Born and raised in Colorado Springs, CO by her mother and older brother, Arum now considers Virginia home, though in spirit she truly inhabits the wind. A deep sense of empathy and appreciation of Native American culture arouse her grounded sense of survival in the moment—a profound experience to witness. Rae began singing at the age of 4, in private school. Most notably, her maturity draws from a kaleidoscopic exposure to polarizing perspectives of morality from the stark dichotomy of a religously-conservative father, dramatically tempered by a stepfather who owned an outlet serving the obscene interests of the prurient public, otherwise known as a porn shop. Over the years, she’s lyrically drawn inspiration from everyone ranging from Bob Dylan to Jay-Z, while her singing reflects the resurrected soulful warmth of her predecessors. In her own way, she’s drawn from a lifetime of perspicacity, projecting a zeal and celestial fuel from the fires of faith and trepidation. Songs like Wearing Red conjure a subtle complexity, revealing at once a deeper insight into Rae’s fervent mischief, while also symbolizing her life force.
Thus far, Arum has consistently enjoyed resounding feedback from fans throughout the country: a pattern of reciprocation and emotional gratitude at each and every performance. Perpetually challenging herself, she has reinvented an evolving career on her own shoulders entirely. Armed with education, she has aptly applied herself as needed. Now, she’s able and willing to concoct a soul & dance revival, which delicately plays all over the full sonic spectrum.

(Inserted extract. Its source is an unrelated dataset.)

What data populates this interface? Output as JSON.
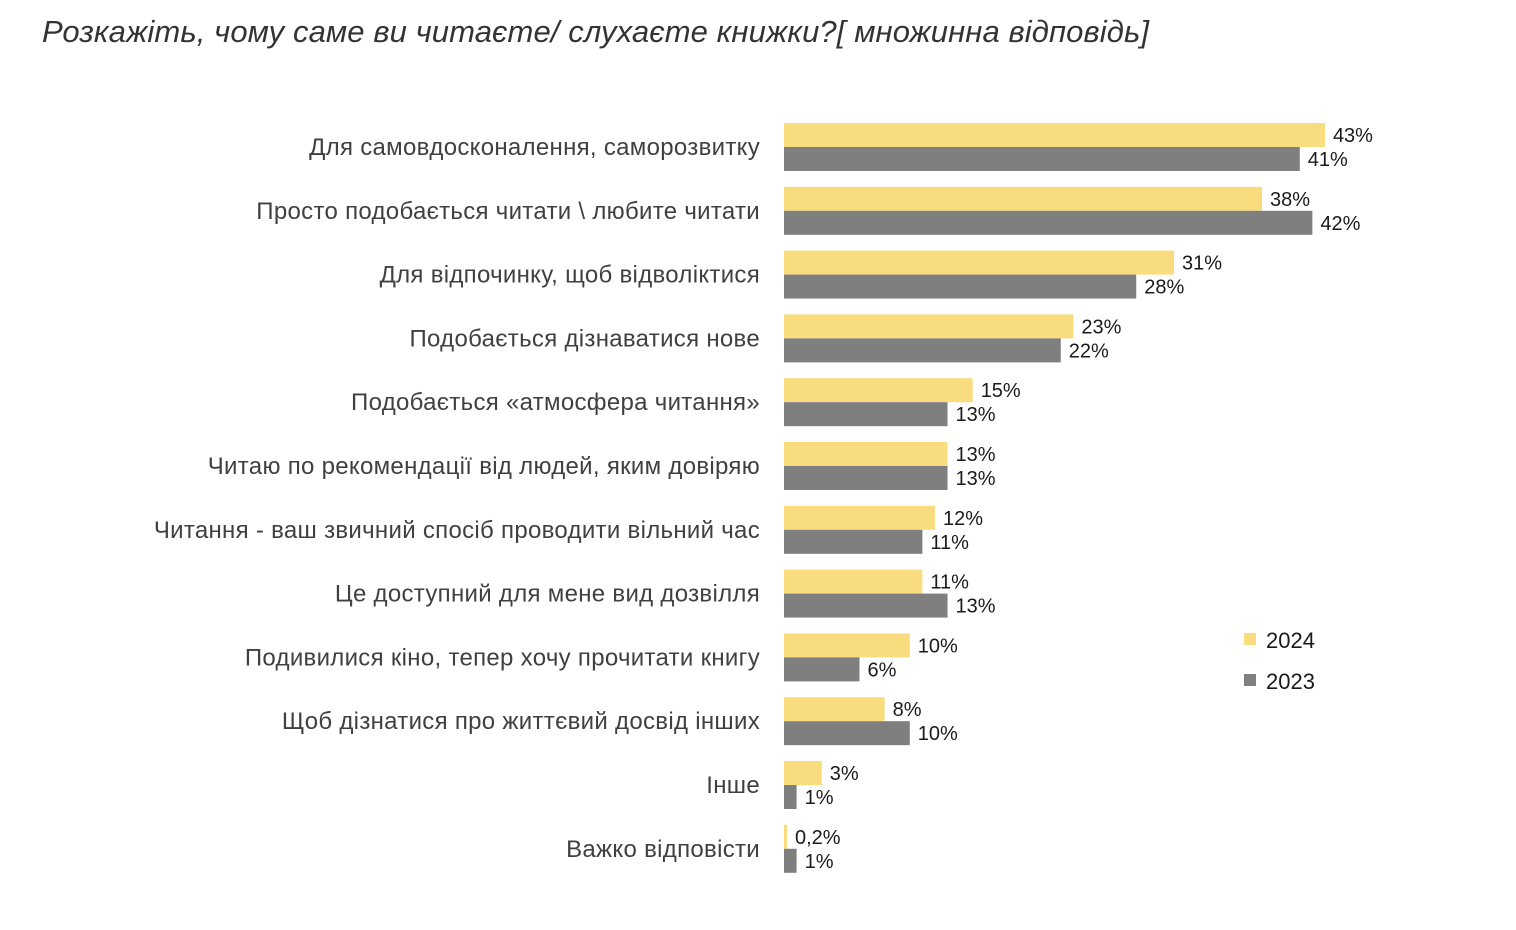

Rae has worked with everyone from the Black Keys, Peter Bjorn & John, Gary Clark Jr., and The Civil Wars, but she is now primed to take command of her own destiny. As the writer from Daytrotter Live so succinctly states about Rae, “this is the scene of the mental bloodbath. She wins. Rae sings, "He doesn't want me/He's just in it for the kill," cutting a line that smokes out of the speaker, along with the kind of kick ass garage-rock blues that Jack White would drop a jaw around." As an optimist at heart, she nonetheless feels empowered and mobilized by the gravity of the dark side, through which she’s not only persevered, but, more importantly, serves as a vessel of what we’ve all endured in this condition called LIFE.